In your paper, the explanation of p_hat under Eq. 4 is: p_hat = Softmax{f(x*)}, therefore I think that p_hat should be made up of the probabilities of all classes after softmax layer.

ykwon0407 commented 5 years ago

@ShellingFord221 Hello~ Why do you only use [0] of prediction results in line 63, /retina/utils.py? Shouldn't p_hat be made up of the probabilities of all classes? In your paper, the explanation of p_hat under Eq. 4 is: p_hat = Softmax{f(x*)}, therefore I think that p_hat should be made up of the probabilities of all classes after softmax layer. -> You are right. However, in this GitHub codes, the similar concept applied to another issue you wrote goes again, indexing [0] is enough to obtain the p_hat. Please note that knowing P(y=1) is sufficient to know p_hat in case of binary classification.

Hope this information helps you!

ShellingFord221 commented 5 years ago

Hi, I suddenly realize that p_hat is just for ONE test data according to the explanation under Eq. 4: p_hat = Softmax{f(x)}, where x means a new input. Can I rewrite Eq. 4 to get aleatoric and epistemic uncertainty of ALL test data (e.g. 10000 samples)? Because I think the uncertainty metrics are more appropriate in the case of all test data, aleatoric and epistemic uncertainty should mean the uncertainty about the whole test set.

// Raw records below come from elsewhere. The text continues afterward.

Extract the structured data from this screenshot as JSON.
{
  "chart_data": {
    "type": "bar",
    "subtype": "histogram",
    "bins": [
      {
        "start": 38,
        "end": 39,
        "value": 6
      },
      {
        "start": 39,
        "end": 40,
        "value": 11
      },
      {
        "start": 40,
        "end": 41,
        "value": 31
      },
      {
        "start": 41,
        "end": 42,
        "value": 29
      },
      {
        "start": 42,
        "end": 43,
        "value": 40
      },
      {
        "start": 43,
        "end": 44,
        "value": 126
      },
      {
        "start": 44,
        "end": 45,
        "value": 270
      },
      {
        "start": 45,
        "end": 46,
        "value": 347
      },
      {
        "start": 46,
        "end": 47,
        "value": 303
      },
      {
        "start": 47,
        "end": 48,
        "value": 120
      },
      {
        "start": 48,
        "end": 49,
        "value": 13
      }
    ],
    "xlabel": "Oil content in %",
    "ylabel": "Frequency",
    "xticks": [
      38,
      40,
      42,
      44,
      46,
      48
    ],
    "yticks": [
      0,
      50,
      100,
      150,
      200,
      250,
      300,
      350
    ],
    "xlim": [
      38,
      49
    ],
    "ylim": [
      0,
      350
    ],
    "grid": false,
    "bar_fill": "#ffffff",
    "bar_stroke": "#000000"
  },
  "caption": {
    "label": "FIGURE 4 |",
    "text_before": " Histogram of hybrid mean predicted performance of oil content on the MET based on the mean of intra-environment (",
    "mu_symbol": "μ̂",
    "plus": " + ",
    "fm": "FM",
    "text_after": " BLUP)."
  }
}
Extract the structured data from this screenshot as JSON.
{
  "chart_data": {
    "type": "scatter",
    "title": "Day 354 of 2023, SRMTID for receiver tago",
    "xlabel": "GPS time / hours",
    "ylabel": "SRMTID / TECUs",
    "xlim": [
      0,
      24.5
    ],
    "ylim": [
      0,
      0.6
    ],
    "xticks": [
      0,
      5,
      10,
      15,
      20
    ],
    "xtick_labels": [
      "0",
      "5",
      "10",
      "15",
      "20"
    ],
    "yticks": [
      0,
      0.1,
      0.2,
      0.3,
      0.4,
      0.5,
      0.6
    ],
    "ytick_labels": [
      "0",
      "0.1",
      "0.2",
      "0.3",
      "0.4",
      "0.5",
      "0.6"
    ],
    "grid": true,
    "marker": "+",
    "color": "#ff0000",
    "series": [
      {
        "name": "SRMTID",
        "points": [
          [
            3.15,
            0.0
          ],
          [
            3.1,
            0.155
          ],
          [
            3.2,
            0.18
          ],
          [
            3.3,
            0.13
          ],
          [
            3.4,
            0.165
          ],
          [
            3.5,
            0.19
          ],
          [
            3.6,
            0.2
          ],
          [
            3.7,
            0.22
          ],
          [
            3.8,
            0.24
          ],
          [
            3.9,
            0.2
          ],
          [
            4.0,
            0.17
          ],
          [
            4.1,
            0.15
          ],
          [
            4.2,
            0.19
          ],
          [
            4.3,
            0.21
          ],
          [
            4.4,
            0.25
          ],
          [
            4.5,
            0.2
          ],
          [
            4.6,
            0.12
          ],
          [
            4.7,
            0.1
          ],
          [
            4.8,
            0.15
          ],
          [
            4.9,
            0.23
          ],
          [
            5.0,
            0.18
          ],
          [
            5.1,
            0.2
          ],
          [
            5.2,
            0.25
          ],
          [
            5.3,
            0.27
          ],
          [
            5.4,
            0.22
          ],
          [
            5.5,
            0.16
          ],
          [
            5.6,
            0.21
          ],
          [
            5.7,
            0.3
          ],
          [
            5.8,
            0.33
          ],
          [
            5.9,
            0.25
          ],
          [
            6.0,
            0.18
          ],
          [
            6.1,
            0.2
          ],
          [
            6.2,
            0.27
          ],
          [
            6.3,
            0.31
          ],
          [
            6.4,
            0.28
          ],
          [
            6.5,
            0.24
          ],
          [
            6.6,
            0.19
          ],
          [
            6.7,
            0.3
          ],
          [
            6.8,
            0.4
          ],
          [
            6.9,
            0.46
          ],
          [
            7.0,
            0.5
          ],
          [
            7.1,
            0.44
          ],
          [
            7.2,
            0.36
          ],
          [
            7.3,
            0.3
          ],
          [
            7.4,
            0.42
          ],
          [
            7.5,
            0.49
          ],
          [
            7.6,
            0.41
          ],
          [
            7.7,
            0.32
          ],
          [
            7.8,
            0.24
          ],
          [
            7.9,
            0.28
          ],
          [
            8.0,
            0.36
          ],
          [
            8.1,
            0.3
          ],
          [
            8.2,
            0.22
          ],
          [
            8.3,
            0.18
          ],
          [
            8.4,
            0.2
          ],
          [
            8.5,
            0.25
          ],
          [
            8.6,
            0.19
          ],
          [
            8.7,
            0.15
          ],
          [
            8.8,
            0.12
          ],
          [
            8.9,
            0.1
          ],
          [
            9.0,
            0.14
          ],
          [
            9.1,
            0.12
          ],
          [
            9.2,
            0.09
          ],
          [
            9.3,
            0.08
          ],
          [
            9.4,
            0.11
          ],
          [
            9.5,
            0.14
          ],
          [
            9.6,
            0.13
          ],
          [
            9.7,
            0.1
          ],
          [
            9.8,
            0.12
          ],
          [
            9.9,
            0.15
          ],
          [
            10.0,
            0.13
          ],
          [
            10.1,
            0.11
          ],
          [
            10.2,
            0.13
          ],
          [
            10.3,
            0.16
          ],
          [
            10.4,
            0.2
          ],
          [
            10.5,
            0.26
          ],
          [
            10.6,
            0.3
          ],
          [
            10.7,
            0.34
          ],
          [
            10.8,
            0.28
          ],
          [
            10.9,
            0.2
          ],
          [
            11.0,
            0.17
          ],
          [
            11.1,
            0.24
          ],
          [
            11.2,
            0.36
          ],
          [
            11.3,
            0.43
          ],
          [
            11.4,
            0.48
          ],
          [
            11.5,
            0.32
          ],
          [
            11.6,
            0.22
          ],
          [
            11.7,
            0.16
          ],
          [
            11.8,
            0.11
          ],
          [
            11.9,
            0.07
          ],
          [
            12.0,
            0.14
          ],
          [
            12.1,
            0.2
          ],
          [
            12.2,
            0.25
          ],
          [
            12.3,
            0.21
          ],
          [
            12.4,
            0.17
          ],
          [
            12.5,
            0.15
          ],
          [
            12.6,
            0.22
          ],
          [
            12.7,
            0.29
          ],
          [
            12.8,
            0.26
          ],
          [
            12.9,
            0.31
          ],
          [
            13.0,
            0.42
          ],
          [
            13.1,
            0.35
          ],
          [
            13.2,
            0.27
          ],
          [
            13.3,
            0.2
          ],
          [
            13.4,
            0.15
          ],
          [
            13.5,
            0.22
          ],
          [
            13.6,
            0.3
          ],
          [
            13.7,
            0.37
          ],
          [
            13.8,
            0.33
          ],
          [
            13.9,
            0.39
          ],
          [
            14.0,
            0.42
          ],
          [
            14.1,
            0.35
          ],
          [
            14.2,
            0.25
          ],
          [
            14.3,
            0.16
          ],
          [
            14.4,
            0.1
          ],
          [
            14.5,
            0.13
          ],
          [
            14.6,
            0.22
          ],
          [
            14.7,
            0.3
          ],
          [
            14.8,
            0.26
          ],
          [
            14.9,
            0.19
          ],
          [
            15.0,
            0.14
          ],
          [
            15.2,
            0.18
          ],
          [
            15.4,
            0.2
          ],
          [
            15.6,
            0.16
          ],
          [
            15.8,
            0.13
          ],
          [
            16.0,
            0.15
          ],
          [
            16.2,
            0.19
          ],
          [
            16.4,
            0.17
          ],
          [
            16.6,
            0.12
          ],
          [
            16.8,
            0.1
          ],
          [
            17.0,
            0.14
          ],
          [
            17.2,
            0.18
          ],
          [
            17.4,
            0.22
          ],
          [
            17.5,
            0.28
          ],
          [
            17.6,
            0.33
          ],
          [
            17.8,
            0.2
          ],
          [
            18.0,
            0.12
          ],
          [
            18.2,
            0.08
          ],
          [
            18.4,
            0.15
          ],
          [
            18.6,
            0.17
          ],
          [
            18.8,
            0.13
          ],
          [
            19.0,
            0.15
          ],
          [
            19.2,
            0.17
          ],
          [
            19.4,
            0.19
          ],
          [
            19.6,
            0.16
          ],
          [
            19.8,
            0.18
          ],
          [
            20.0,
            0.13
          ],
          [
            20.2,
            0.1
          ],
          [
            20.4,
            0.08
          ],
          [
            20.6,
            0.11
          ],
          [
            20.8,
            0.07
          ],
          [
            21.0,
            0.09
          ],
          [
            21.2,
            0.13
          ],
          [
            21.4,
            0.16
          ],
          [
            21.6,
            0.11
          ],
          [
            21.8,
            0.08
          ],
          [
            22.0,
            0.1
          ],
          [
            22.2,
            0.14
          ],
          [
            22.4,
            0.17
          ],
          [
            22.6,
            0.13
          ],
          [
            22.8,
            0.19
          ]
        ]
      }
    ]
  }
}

ykwon0407 commented 5 years ago

Not really. It is because, in general, the 'uncertainty' is terminology for one random variable X. Once you have averaged the uncertainties using whole test data, then it would estimate Var(y), not Var(y | x).

If you want to see overall uncertainty, then I guess you can compute by averaging all terms. It depends on what quantity you want.